Huey P. Long, the famous Louisiana populist, launched his political career by waging war on the big oil companies, especially what he called Standard Oil's "invisible empire."
"I would rather go down to a thousand impeachments than to admit that I am the governor of the state that does not dare to call the Standard Oil Company to account," he declared in a 1929 campaign circular.
But the threat of a thousand impeachments notwithstanding, Long later built his own invisible oil empire: In 1934, while he was a senator, he and his political associates formed the Win or Lose Corp. The company -- which had a reputation of never losing -- bought up state mineral leases and resold them to oil companies at a healthy profit, while keeping a share for itself. Although Long died in 1935, his family and friends received royalties for decades.
This dividend came at a price for the rest of Louisiana. The oil leases Long and his associates sold were generally in wetlands; in the process of tapping the oil and gas below, oil companies built a sprawling network of roads and canals, leaving behind a trail of damaged marshes. Wildcat wells came to dot the state's landscape, and refineries and port facilities followed. Today, thousands of wells have been drilled within three miles of the far-from-pristine shoreline.
But it was a price Louisianans went along with: Since oil was first discovered there, the state has produced 159.5 trillion cubic feet of natural gas and 17.5 billion barrels of oil, according to the Louisiana Department of Natural Resources. That's as much oil as the entire United States has produced over the past nine years.
Americans may be torn up by the BP oil spill and its destruction of the Gulf of Mexico's natural habitat -- and torn up we should be -- but that habitat has not been pristine for decades. In many ways, Louisiana made its deal with the devil long ago.
And what a bad deal it was. Long before the oil spill, the state's embrace of the petroleum industry cast it under what economists call "the resource curse": the paradox that countries rich in minerals or petroleum tend to grow more slowly and have lower living standards than other nations. Simply put, Louisiana is the closest thing America has to a petro-state.
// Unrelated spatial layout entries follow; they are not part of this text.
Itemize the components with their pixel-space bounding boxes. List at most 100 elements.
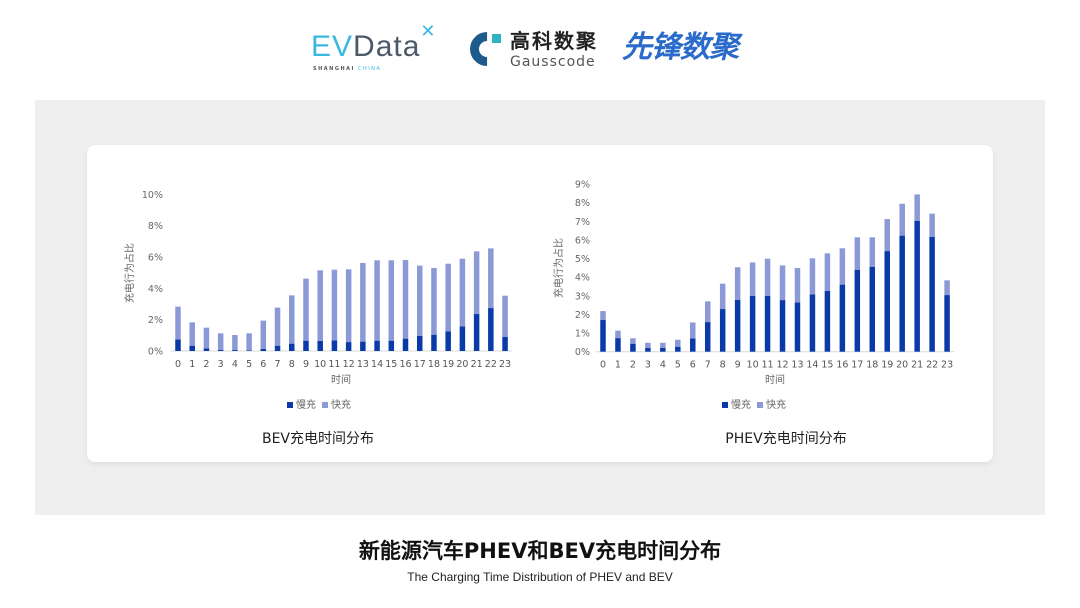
phev-x-tick-label: 13 bbox=[791, 360, 803, 371]
phev-y-tick-label: 1% bbox=[575, 329, 590, 340]
bev-bar-slow-10 bbox=[317, 340, 323, 351]
phev-bar-slow-17 bbox=[854, 269, 861, 352]
phev-bar-fast-14 bbox=[809, 258, 816, 295]
bev-bar-slow-6 bbox=[260, 348, 267, 351]
bev-chart: 0%2%4%6%8%10%0 1 2 3 4 5 6 7 8 9 10 11 12 13 14 15 16 17 1… bbox=[142, 190, 513, 370]
phev-x-tick-label: 11 bbox=[762, 360, 774, 371]
phev-bar-slow-7 bbox=[704, 322, 711, 352]
legend-label-fast: 快充 bbox=[331, 400, 351, 411]
bev-x-tick-label: 18 bbox=[428, 359, 440, 370]
bev-bar-fast-4 bbox=[232, 335, 238, 351]
phev-x-tick-label: 10 bbox=[747, 360, 759, 371]
phev-y-tick-label: 5% bbox=[575, 254, 590, 265]
phev-bar-slow-13 bbox=[794, 302, 801, 352]
phev-bar-fast-10 bbox=[749, 262, 756, 296]
bev-bar-slow-2 bbox=[203, 348, 210, 351]
phev-bar-fast-20 bbox=[899, 203, 905, 236]
legend-item-slow: 慢充 bbox=[722, 400, 751, 412]
phev-x-tick-label: 23 bbox=[941, 360, 953, 371]
phev-x-tick-label: 17 bbox=[851, 360, 863, 371]
bev-x-tick-label: 19 bbox=[442, 359, 454, 370]
x-mark-icon: ✕ bbox=[420, 21, 437, 41]
bev-x-tick-label: 11 bbox=[328, 359, 340, 370]
phev-x-tick-label: 15 bbox=[821, 360, 833, 371]
legend-swatch-fast bbox=[322, 402, 328, 408]
bev-x-tick-label: 5 bbox=[246, 359, 252, 370]
phev-x-tick-label: 21 bbox=[911, 360, 923, 371]
gausscode-logo-en: Gausscode bbox=[510, 54, 596, 70]
phev-bar-slow-12 bbox=[779, 300, 786, 352]
phev-y-tick-label: 9% bbox=[575, 180, 590, 191]
phev-bar-slow-5 bbox=[675, 346, 681, 352]
bev-bar-fast-14 bbox=[374, 260, 380, 341]
phev-x-tick-label: 8 bbox=[720, 360, 726, 371]
phev-y-tick-label: 2% bbox=[575, 310, 590, 321]
bev-x-tick-label: 15 bbox=[385, 359, 397, 370]
evdata-sub-b: CHINA bbox=[357, 66, 382, 72]
phev-y-tick-label: 4% bbox=[575, 273, 590, 284]
phev-bar-fast-8 bbox=[719, 283, 726, 310]
bev-bar-slow-3 bbox=[217, 349, 224, 351]
phev-bar-fast-15 bbox=[824, 253, 831, 291]
bev-bar-slow-17 bbox=[416, 335, 423, 351]
phev-y-tick-label: 6% bbox=[575, 235, 590, 246]
phev-bar-fast-7 bbox=[704, 301, 711, 323]
phev-y-tick-label: 8% bbox=[575, 198, 590, 209]
bev-bar-slow-11 bbox=[331, 340, 338, 351]
phev-bar-fast-18 bbox=[869, 237, 876, 267]
phev-x-tick-label: 14 bbox=[806, 360, 818, 371]
bev-x-tick-label: 20 bbox=[456, 359, 468, 370]
phev-x-tick-label: 19 bbox=[881, 360, 893, 371]
bev-x-tick-label: 16 bbox=[399, 359, 411, 370]
bev-y-tick-label: 8% bbox=[148, 221, 163, 232]
phev-bar-slow-16 bbox=[839, 284, 846, 352]
bev-x-tick-label: 14 bbox=[371, 359, 383, 370]
bev-chart-title: BEV充电时间分布 bbox=[261, 431, 375, 447]
phev-chart-title: PHEV充电时间分布 bbox=[725, 431, 847, 447]
phev-x-tick-label: 5 bbox=[675, 360, 681, 371]
bev-bar-slow-12 bbox=[345, 342, 352, 351]
bev-bar-fast-5 bbox=[246, 333, 252, 351]
bev-legend: 慢充 快充 bbox=[287, 400, 351, 412]
legend-label-fast: 快充 bbox=[766, 400, 786, 411]
phev-bar-fast-2 bbox=[630, 338, 636, 344]
bev-x-tick-label: 8 bbox=[289, 359, 295, 370]
bev-bar-slow-4 bbox=[232, 350, 238, 351]
phev-bar-fast-9 bbox=[734, 267, 741, 300]
evdata-sub-a: SHANGHAI bbox=[313, 66, 355, 72]
bev-x-tick-label: 23 bbox=[499, 359, 511, 370]
bev-bar-fast-12 bbox=[345, 269, 352, 343]
bev-bar-fast-13 bbox=[360, 262, 366, 342]
bev-x-tick-label: 7 bbox=[275, 359, 281, 370]
phev-bar-fast-5 bbox=[675, 339, 681, 347]
logo-bar: EVData ✕ SHANGHAI CHINA 高科数聚 Gausscode 先锋… bbox=[0, 21, 1080, 74]
xianfeng-logo: 先锋数聚 bbox=[622, 30, 739, 65]
gausscode-logo-cn: 高科数聚 bbox=[510, 29, 598, 53]
phev-bar-slow-1 bbox=[615, 338, 621, 352]
phev-bar-fast-11 bbox=[764, 258, 771, 296]
phev-x-tick-label: 4 bbox=[660, 360, 666, 371]
bev-bar-fast-15 bbox=[388, 260, 395, 341]
bev-y-tick-label: 6% bbox=[148, 252, 163, 263]
bev-x-tick-label: 21 bbox=[471, 359, 483, 370]
phev-bar-slow-0 bbox=[600, 320, 606, 352]
phev-legend: 慢充 快充 bbox=[722, 400, 786, 412]
phev-bar-fast-23 bbox=[944, 280, 950, 296]
phev-x-tick-label: 7 bbox=[705, 360, 711, 371]
evdata-logo-data: Data bbox=[353, 30, 421, 63]
phev-x-tick-label: 1 bbox=[615, 360, 621, 371]
legend-item-slow: 慢充 bbox=[287, 400, 316, 412]
bev-bar-slow-16 bbox=[402, 338, 409, 351]
bev-y-tick-label: 10% bbox=[142, 190, 163, 201]
phev-bar-slow-3 bbox=[645, 347, 651, 352]
phev-y-tick-label: 7% bbox=[575, 217, 590, 228]
bev-bar-fast-19 bbox=[445, 263, 451, 332]
bev-bar-fast-0 bbox=[175, 306, 181, 340]
bev-bar-fast-3 bbox=[217, 333, 224, 350]
phev-bar-slow-20 bbox=[899, 235, 905, 352]
phev-bar-slow-8 bbox=[719, 309, 726, 352]
bev-bar-slow-21 bbox=[473, 314, 480, 351]
bev-bar-fast-21 bbox=[473, 251, 480, 315]
phev-bar-slow-15 bbox=[824, 290, 831, 352]
phev-bar-fast-22 bbox=[929, 213, 935, 237]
Instead of blessing Louisiana with prosperity, the oil industry fostered dependency, corruption and an indifference to environmental damage. Our Cajun sheikdom's oil and gas riches -- like those of the Niger Delta, the Orinoco belt in Venezuela and the Iraqi marshes -- also stunted its development, leaving it far behind states with fewer natural resources.
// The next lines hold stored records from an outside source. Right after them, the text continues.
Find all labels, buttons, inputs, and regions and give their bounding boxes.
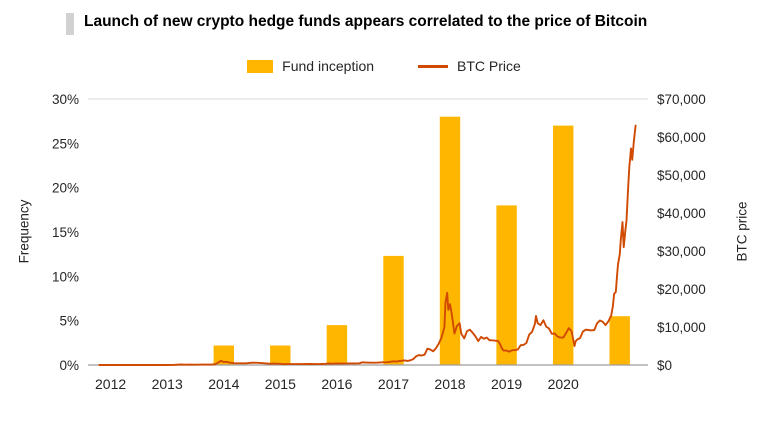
- x-axis-tick-label: 2012: [95, 376, 126, 392]
- fund-inception-bar: [326, 325, 348, 365]
- fund-inception-bar: [270, 345, 291, 365]
- left-axis-tick-label: 15%: [52, 225, 79, 240]
- chart-header: Launch of new crypto hedge funds appears…: [66, 12, 748, 35]
- left-axis-tick-label: 30%: [52, 92, 79, 107]
- left-axis-tick-label: 0%: [59, 358, 79, 373]
- right-axis-tick-label: $0: [657, 358, 672, 373]
- title-accent-bar: [66, 13, 74, 35]
- fund-inception-bar: [213, 345, 234, 365]
- chart-canvas: 0% 5% 10% 15% 20% 25% 30% $0 $10,000 $20,000 $30,0…: [52, 92, 706, 392]
- x-axis-tick-label: 2015: [265, 376, 296, 392]
- chart-title: Launch of new crypto hedge funds appears…: [84, 13, 648, 30]
- x-axis-tick-label: 2013: [152, 376, 183, 392]
- left-axis-tick-label: 20%: [52, 181, 79, 196]
- right-axis-tick-label: $40,000: [657, 206, 706, 221]
- x-axis-tick-label: 2017: [378, 376, 409, 392]
- x-axis-tick-label: 2016: [321, 376, 352, 392]
- right-axis-tick-label: $30,000: [657, 244, 706, 259]
- x-axis-tick-label: 2014: [208, 376, 239, 392]
- chart-legend: Fund inception BTC Price: [0, 58, 768, 74]
- legend-item-btc-price: BTC Price: [418, 58, 521, 74]
- right-axis-tick-label: $70,000: [657, 92, 706, 107]
- fund-inception-bar: [496, 205, 517, 365]
- fund-inception-bar: [383, 255, 404, 365]
- legend-item-fund-inception: Fund inception: [247, 58, 374, 74]
- fund-inception-bar: [553, 125, 574, 365]
- x-axis-tick-label: 2018: [434, 376, 465, 392]
- x-axis-tick-label: 2020: [548, 376, 579, 392]
- legend-bar-swatch: [247, 59, 274, 73]
- legend-label: Fund inception: [282, 58, 375, 74]
- fund-inception-bar: [609, 316, 630, 365]
- left-axis-tick-label: 10%: [52, 269, 79, 284]
- right-axis-tick-label: $50,000: [657, 168, 706, 183]
- right-axis-tick-label: $10,000: [657, 320, 706, 335]
- legend-label: BTC Price: [457, 58, 521, 74]
- right-axis-tick-label: $20,000: [657, 282, 706, 297]
- left-axis-tick-label: 5%: [59, 314, 79, 329]
- left-axis-tick-label: 25%: [52, 136, 79, 151]
- x-axis-tick-label: 2019: [491, 376, 522, 392]
- btc-price-line: [98, 124, 637, 366]
- right-axis-tick-label: $60,000: [657, 130, 706, 145]
- legend-line-swatch: [418, 64, 449, 68]
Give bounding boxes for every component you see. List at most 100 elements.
According to the Census Bureau and Harvard University health data, Louisiana ranks 49th among the states in life expectancy, has the second-highest rate of infant mortality, comes in fourth in violent crime, ranks 46th in percentage of people older than 25 with college degrees, and ties for second in percentage of people living below the poverty line.
Oil riches didn't create these problems, of course, but it is striking that they didn't ameliorate them. "We've always been a plantation state," said Oliver Houck, an environmental law professor at Tulane University. "What oil and gas did is replace the agricultural plantation culture with an oil and gas plantation culture."
Even though Louisiana's oil and gas production peaked in 1970 and many companies moved their offices to Houston, refineries, oil import facilities on the coast and a web of thousands of miles of pipelines continue to make the industry a powerful force in the state. It is embedded in Louisiana's mental and economic infrastructure, and remains one of its leading employers. The recent development of shale gas in the northern, poorer part of the state will bolster its influence even further.
All this explains why, even as the oil spill threatens Louisiana's tourism, fisheries and shoreline, local politicians have continued to speak up on behalf of continued offshore drilling: They, and their state, are addicted to oil.